How do you make it stick?
You schedule it in. That's it. That's the trick.
It's all very well starting your day with good intentions, I'll take that walk. But as the day goes on and your head fills up and your schedule fills up, it never happens.
They've seen women turn up to the school run in workout gear they put on that morning, hoping the time to actually train would somehow appear. It never did, because it was never booked. If you've got young kids, the truth is brutal and simple: get it done before three o'clock, because the three-to-seven window belongs to everyone but you.
The walk, especially, does more than burn calories.
I cannot tell you how much I appreciate my walks every day. Even if it's just 20 minutes, it resets you. It recharges you. It makes you feel better.
What about the days you just don't like your body?
They happen. To Anna and Charlotte too. Self-belief doesn't mean loving every inch of yourself. It means being honest and kind at the same time.
I've always been overweight, and I perceive myself, no matter what I weigh, as someone who's overweight. I can't unsee that. Sometimes I have to say to myself, that's ridiculous, Anna.
Part of making real changes is accepting the body you've actually got, not the one in the magazine. You can get slimmer and stronger. You can't swap yourself for someone else, and chasing that is how people end up miserable at a weight they once dreamed of. The goal isn't a different person. It's the best, strongest, most capable version of the one you are.
So where do you actually start?
Not with a diet. With the story.
As Anna put it, quoting the book Atomic Habits: be the person. Say the things you need to hear to become the person you're trying to be. The behaviour follows the belief, not the other way round.
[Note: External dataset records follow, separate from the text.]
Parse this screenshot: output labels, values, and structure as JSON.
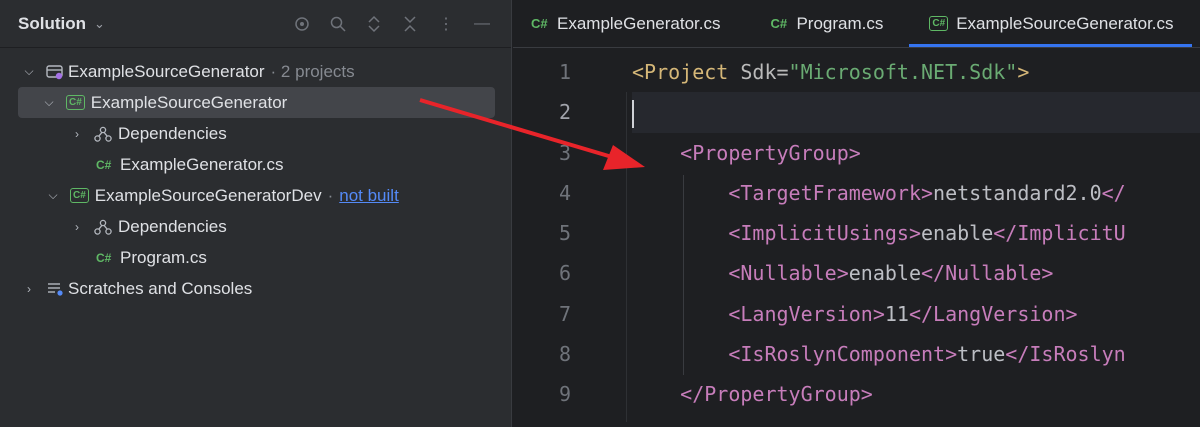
{
  "sidebar": {
    "title": "Solution",
    "tree": [
      {
        "label": "ExampleSourceGenerator",
        "suffix": "· 2 projects"
      },
      {
        "label": "ExampleSourceGenerator"
      },
      {
        "label": "Dependencies"
      },
      {
        "label": "ExampleGenerator.cs",
        "badge": "C#"
      },
      {
        "label": "ExampleSourceGeneratorDev",
        "link": "not built"
      },
      {
        "label": "Dependencies"
      },
      {
        "label": "Program.cs",
        "badge": "C#"
      },
      {
        "label": "Scratches and Consoles"
      }
    ],
    "project_badge": "C#"
  },
  "tabs": [
    {
      "label": "ExampleGenerator.cs",
      "badge": "C#"
    },
    {
      "label": "Program.cs",
      "badge": "C#"
    },
    {
      "label": "ExampleSourceGenerator.cs",
      "badge": "C#"
    }
  ],
  "editor": {
    "line_numbers": [
      "1",
      "2",
      "3",
      "4",
      "5",
      "6",
      "7",
      "8",
      "9"
    ],
    "lines": {
      "l1": {
        "open": "<Project",
        "attr": " Sdk=",
        "val": "\"Microsoft.NET.Sdk\"",
        "close": ">"
      },
      "l3": "<PropertyGroup>",
      "l4": {
        "open": "<TargetFramework>",
        "text": "netstandard2.0",
        "close": "</"
      },
      "l5": {
        "open": "<ImplicitUsings>",
        "text": "enable",
        "close": "</ImplicitU"
      },
      "l6": {
        "open": "<Nullable>",
        "text": "enable",
        "close": "</Nullable>"
      },
      "l7": {
        "open": "<LangVersion>",
        "text": "11",
        "close": "</LangVersion>"
      },
      "l8": {
        "open": "<IsRoslynComponent>",
        "text": "true",
        "close": "</IsRoslyn"
      },
      "l9": "</PropertyGroup>"
    }
  },
  "colors": {
    "accent": "#3574f0",
    "arrow": "#e8242a",
    "cs_green": "#5fb865"
  }
}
Start telling yourself, you are someone who can lose weight if they want to. And changing your narrative is where it begins.
Want to change the story with people doing the same?
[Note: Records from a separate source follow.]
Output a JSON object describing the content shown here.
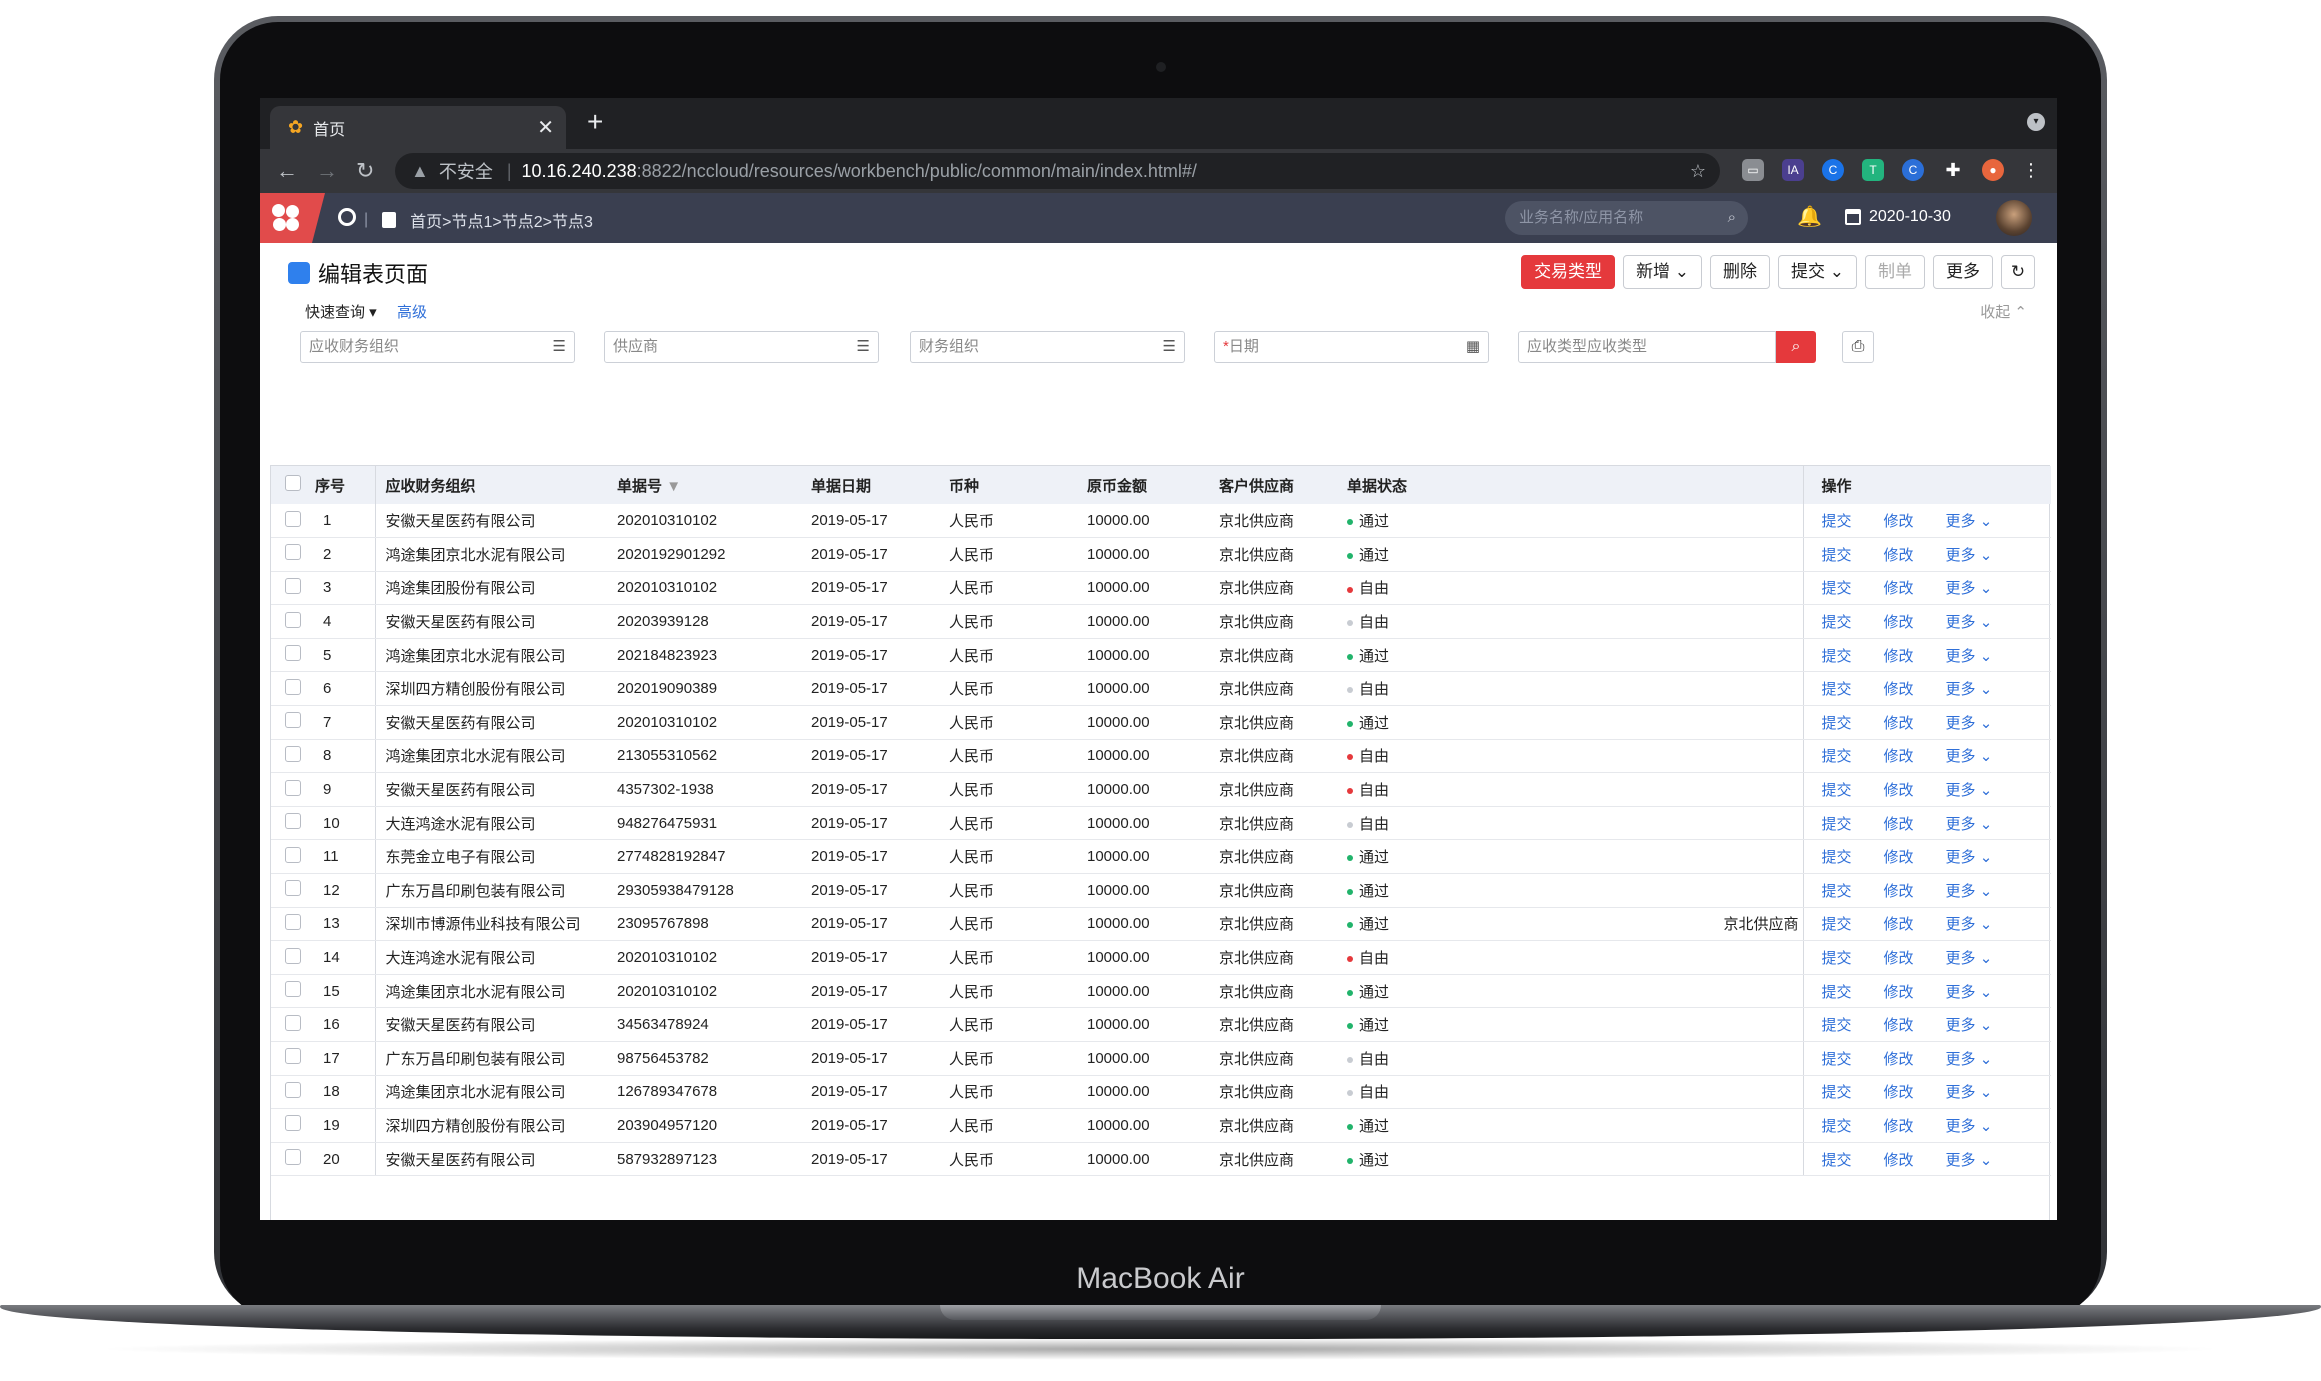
{
  "device": {
    "brand": "MacBook Air"
  },
  "browser": {
    "tab_title": "首页",
    "tab_close": "✕",
    "new_tab": "+",
    "security": "不安全",
    "url_host": "10.16.240.238",
    "url_path": ":8822/nccloud/resources/workbench/public/common/main/index.html#/"
  },
  "app": {
    "breadcrumb": "首页>节点1>节点2>节点3",
    "search_placeholder": "业务名称/应用名称",
    "date": "2020-10-30"
  },
  "page": {
    "title": "编辑表页面",
    "buttons": {
      "trade_type": "交易类型",
      "add": "新增",
      "delete": "删除",
      "submit": "提交",
      "make": "制单",
      "more": "更多"
    },
    "quick_query": "快速查询",
    "advanced": "高级",
    "collapse": "收起",
    "filters": {
      "org": "应收财务组织",
      "supplier": "供应商",
      "fin_org": "财务组织",
      "date": "日期",
      "type": "应收类型应收类型"
    }
  },
  "table": {
    "columns": [
      "序号",
      "应收财务组织",
      "单据号",
      "单据日期",
      "币种",
      "原币金额",
      "客户供应商",
      "单据状态",
      "操作"
    ],
    "actions": {
      "submit": "提交",
      "edit": "修改",
      "more": "更多"
    },
    "overflow_text": "京北供应商",
    "status_colors": {
      "通过": "#21b36b",
      "自由_red": "#e5393c",
      "自由_gray": "#c8ccd2"
    },
    "rows": [
      {
        "no": "1",
        "org": "安徽天星医药有限公司",
        "bill": "202010310102",
        "date": "2019-05-17",
        "cur": "人民币",
        "amt": "10000.00",
        "cust": "京北供应商",
        "status": "通过",
        "color": "#21b36b"
      },
      {
        "no": "2",
        "org": "鸿途集团京北水泥有限公司",
        "bill": "2020192901292",
        "date": "2019-05-17",
        "cur": "人民币",
        "amt": "10000.00",
        "cust": "京北供应商",
        "status": "通过",
        "color": "#21b36b"
      },
      {
        "no": "3",
        "org": "鸿途集团股份有限公司",
        "bill": "202010310102",
        "date": "2019-05-17",
        "cur": "人民币",
        "amt": "10000.00",
        "cust": "京北供应商",
        "status": "自由",
        "color": "#e5393c"
      },
      {
        "no": "4",
        "org": "安徽天星医药有限公司",
        "bill": "20203939128",
        "date": "2019-05-17",
        "cur": "人民币",
        "amt": "10000.00",
        "cust": "京北供应商",
        "status": "自由",
        "color": "#c8ccd2"
      },
      {
        "no": "5",
        "org": "鸿途集团京北水泥有限公司",
        "bill": "202184823923",
        "date": "2019-05-17",
        "cur": "人民币",
        "amt": "10000.00",
        "cust": "京北供应商",
        "status": "通过",
        "color": "#21b36b"
      },
      {
        "no": "6",
        "org": "深圳四方精创股份有限公司",
        "bill": "202019090389",
        "date": "2019-05-17",
        "cur": "人民币",
        "amt": "10000.00",
        "cust": "京北供应商",
        "status": "自由",
        "color": "#c8ccd2"
      },
      {
        "no": "7",
        "org": "安徽天星医药有限公司",
        "bill": "202010310102",
        "date": "2019-05-17",
        "cur": "人民币",
        "amt": "10000.00",
        "cust": "京北供应商",
        "status": "通过",
        "color": "#21b36b"
      },
      {
        "no": "8",
        "org": "鸿途集团京北水泥有限公司",
        "bill": "213055310562",
        "date": "2019-05-17",
        "cur": "人民币",
        "amt": "10000.00",
        "cust": "京北供应商",
        "status": "自由",
        "color": "#e5393c"
      },
      {
        "no": "9",
        "org": "安徽天星医药有限公司",
        "bill": "4357302-1938",
        "date": "2019-05-17",
        "cur": "人民币",
        "amt": "10000.00",
        "cust": "京北供应商",
        "status": "自由",
        "color": "#e5393c"
      },
      {
        "no": "10",
        "org": "大连鸿途水泥有限公司",
        "bill": "948276475931",
        "date": "2019-05-17",
        "cur": "人民币",
        "amt": "10000.00",
        "cust": "京北供应商",
        "status": "自由",
        "color": "#c8ccd2"
      },
      {
        "no": "11",
        "org": "东莞金立电子有限公司",
        "bill": "2774828192847",
        "date": "2019-05-17",
        "cur": "人民币",
        "amt": "10000.00",
        "cust": "京北供应商",
        "status": "通过",
        "color": "#21b36b"
      },
      {
        "no": "12",
        "org": "广东万昌印刷包装有限公司",
        "bill": "29305938479128",
        "date": "2019-05-17",
        "cur": "人民币",
        "amt": "10000.00",
        "cust": "京北供应商",
        "status": "通过",
        "color": "#21b36b"
      },
      {
        "no": "13",
        "org": "深圳市博源伟业科技有限公司",
        "bill": "23095767898",
        "date": "2019-05-17",
        "cur": "人民币",
        "amt": "10000.00",
        "cust": "京北供应商",
        "status": "通过",
        "color": "#21b36b"
      },
      {
        "no": "14",
        "org": "大连鸿途水泥有限公司",
        "bill": "202010310102",
        "date": "2019-05-17",
        "cur": "人民币",
        "amt": "10000.00",
        "cust": "京北供应商",
        "status": "自由",
        "color": "#e5393c"
      },
      {
        "no": "15",
        "org": "鸿途集团京北水泥有限公司",
        "bill": "202010310102",
        "date": "2019-05-17",
        "cur": "人民币",
        "amt": "10000.00",
        "cust": "京北供应商",
        "status": "通过",
        "color": "#21b36b"
      },
      {
        "no": "16",
        "org": "安徽天星医药有限公司",
        "bill": "34563478924",
        "date": "2019-05-17",
        "cur": "人民币",
        "amt": "10000.00",
        "cust": "京北供应商",
        "status": "通过",
        "color": "#21b36b"
      },
      {
        "no": "17",
        "org": "广东万昌印刷包装有限公司",
        "bill": "98756453782",
        "date": "2019-05-17",
        "cur": "人民币",
        "amt": "10000.00",
        "cust": "京北供应商",
        "status": "自由",
        "color": "#c8ccd2"
      },
      {
        "no": "18",
        "org": "鸿途集团京北水泥有限公司",
        "bill": "126789347678",
        "date": "2019-05-17",
        "cur": "人民币",
        "amt": "10000.00",
        "cust": "京北供应商",
        "status": "自由",
        "color": "#c8ccd2"
      },
      {
        "no": "19",
        "org": "深圳四方精创股份有限公司",
        "bill": "203904957120",
        "date": "2019-05-17",
        "cur": "人民币",
        "amt": "10000.00",
        "cust": "京北供应商",
        "status": "通过",
        "color": "#21b36b"
      },
      {
        "no": "20",
        "org": "安徽天星医药有限公司",
        "bill": "587932897123",
        "date": "2019-05-17",
        "cur": "人民币",
        "amt": "10000.00",
        "cust": "京北供应商",
        "status": "通过",
        "color": "#21b36b"
      }
    ]
  }
}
This is the conversational version. If you want the room:
Or just join the free Skool community. You don't need to commit to anything. Come and borrow some belief.
Frequently asked
Can you actually change your mindset about losing weight?
Yes, and Anna and Charlotte have watched it happen again and again. The story you tell yourself isn't fixed. The quickest way to start rewriting it is to spend time around people who take responsibility and believe change is possible, because you start borrowing their belief until you build your own. Then you practise telling it differently: not 'I always put it back on' but 'I am someone who can lose weight.' It sounds small. It's the thing most diets never touch.
Why do I keep failing even though I try really hard?
Usually because you keep trying new things, Slimfast, Weight Watchers, intermittent fasting, without changing the belief or the habits underneath. Some of those are decent tools. None of them get to your core belief system. Anna shared a line on the episode that stuck: you can't make the changes you want to make while dragging your old habits behind you. If you want to become a new person, you have to build new habits, and that means waking up and making different choices, most days, not perfectly.
Is it harder to look after yourself as a busy mum?
Honestly, yes. But 'I don't have time' is usually an excuse dressed up as a fact. Motherhood is a full-time job, and it's also the handiest reason in the world to skip your own workout. One of the coaches trained at 5.30am before the kids were up, and later paid for creche so she could exercise, and people thought she was mad. It made her happy and it made her a better version of herself for everyone else. You have to fill your own cup, or at some point the whole house of cards comes down.
How do I make exercise an actual habit?
Schedule it in, or it won't happen. Good intentions evaporate as the day fills up. Anna and Charlotte protect their workouts like a booked client, no friend, no appointment, nothing gets that slot. If you've got young kids, get it done before the three-to-seven window when you become a taxi driver and a snack dispenser. And walk every day, even 20 minutes. It resets your head as much as it moves the needle on your body.